A Recorded Lecture from FRAME Conclave 2019: Modern Heritage


In this lecture, Riyaz Tayyibji speaks about a fictional conversation between M K Gandhi and Le Corbusier. Through the dialogue, he discusses their relationship with work and lifestyle, and their intimate connection with the inside and the outside.

Edited Transcript

Before I get to the two gentlemen that I would like to talk about today, a short note about the method I have used of juxtaposing two seemingly unrelated people together; this was a method that was first introduced to us as students of Prof. A.D. Raje, who would give students an exercise to imagine a conversation between, say Louis Kahn and Mimar Sinan at a coffee shop in Istanbul. This is certainly not a historian’s method; it is an architect’s method. An approach that would not only require the rigours of research to imagine the content of the conversation but would allow you to play with these ‘facts’ and their interpretations. In Raje’s exercise, the hypothetical context, the coffee shop was important. You had to define the hypothetical time in which the conversation was taking place. Somewhere in the process, it would emerge that this ‘hypothetical time’ was really a mirror of our own time.

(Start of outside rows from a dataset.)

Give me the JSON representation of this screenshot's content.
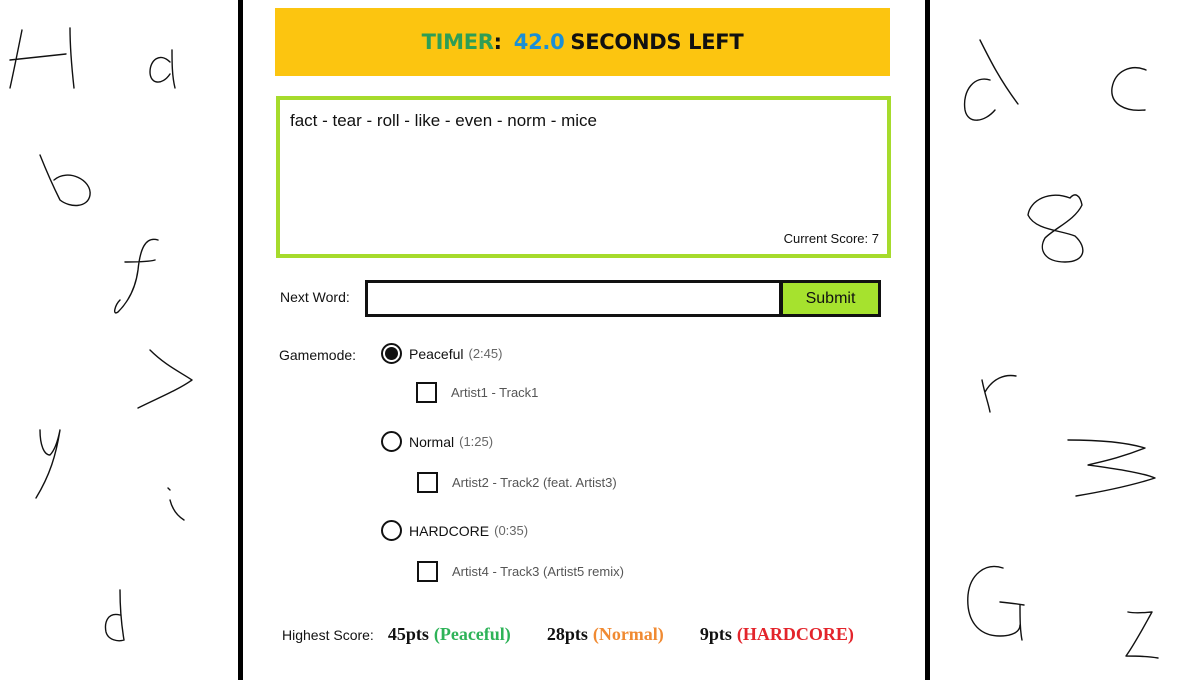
{
  "colors": {
    "timer_bg": "#fcc510",
    "timer_label": "#2e9e55",
    "timer_value": "#1a8fd6",
    "word_box_border": "#a6db2c",
    "submit_bg": "#a6e22e",
    "peaceful": "#2eb358",
    "normal": "#f08a32",
    "hardcore": "#e3242b"
  },
  "timer": {
    "label": "TIMER",
    "colon": ":",
    "value": "42.0",
    "suffix": "SECONDS LEFT"
  },
  "word_chain": "fact - tear - roll - like - even - norm - mice",
  "score": {
    "label": "Current Score:",
    "value": "7"
  },
  "next_word": {
    "label": "Next Word:",
    "value": "",
    "submit_label": "Submit"
  },
  "gamemode": {
    "label": "Gamemode:",
    "modes": [
      {
        "name": "Peaceful",
        "time": "(2:45)",
        "selected": true,
        "track": "Artist1 - Track1"
      },
      {
        "name": "Normal",
        "time": "(1:25)",
        "selected": false,
        "track": "Artist2 - Track2 (feat. Artist3)"
      },
      {
        "name": "HARDCORE",
        "time": "(0:35)",
        "selected": false,
        "track": "Artist4 - Track3 (Artist5 remix)"
      }
    ]
  },
  "highscore": {
    "label": "Highest Score:",
    "entries": [
      {
        "points": "45pts",
        "mode": "(Peaceful)"
      },
      {
        "points": "28pts",
        "mode": "(Normal)"
      },
      {
        "points": "9pts",
        "mode": "(HARDCORE)"
      }
    ]
  },
  "doodle_letters": {
    "left": [
      "H",
      "a",
      "b",
      "f",
      "J",
      "y",
      "i",
      "d"
    ],
    "right": [
      "d",
      "c",
      "8",
      "r",
      "3",
      "G",
      "z"
    ]
  }
}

Often the narrative of the present in which our history is written remains covert. One of the things that I enjoy about this method is that it ensures that the preoccupations of our own time are integrated into the narrative while always remaining explicit. Given the formality of our gathering today, I have chosen the form of a dialogue between one, Mr. M.K. Gandhi and another, Le Corbusier rather than a causal chat in a Byzantine café.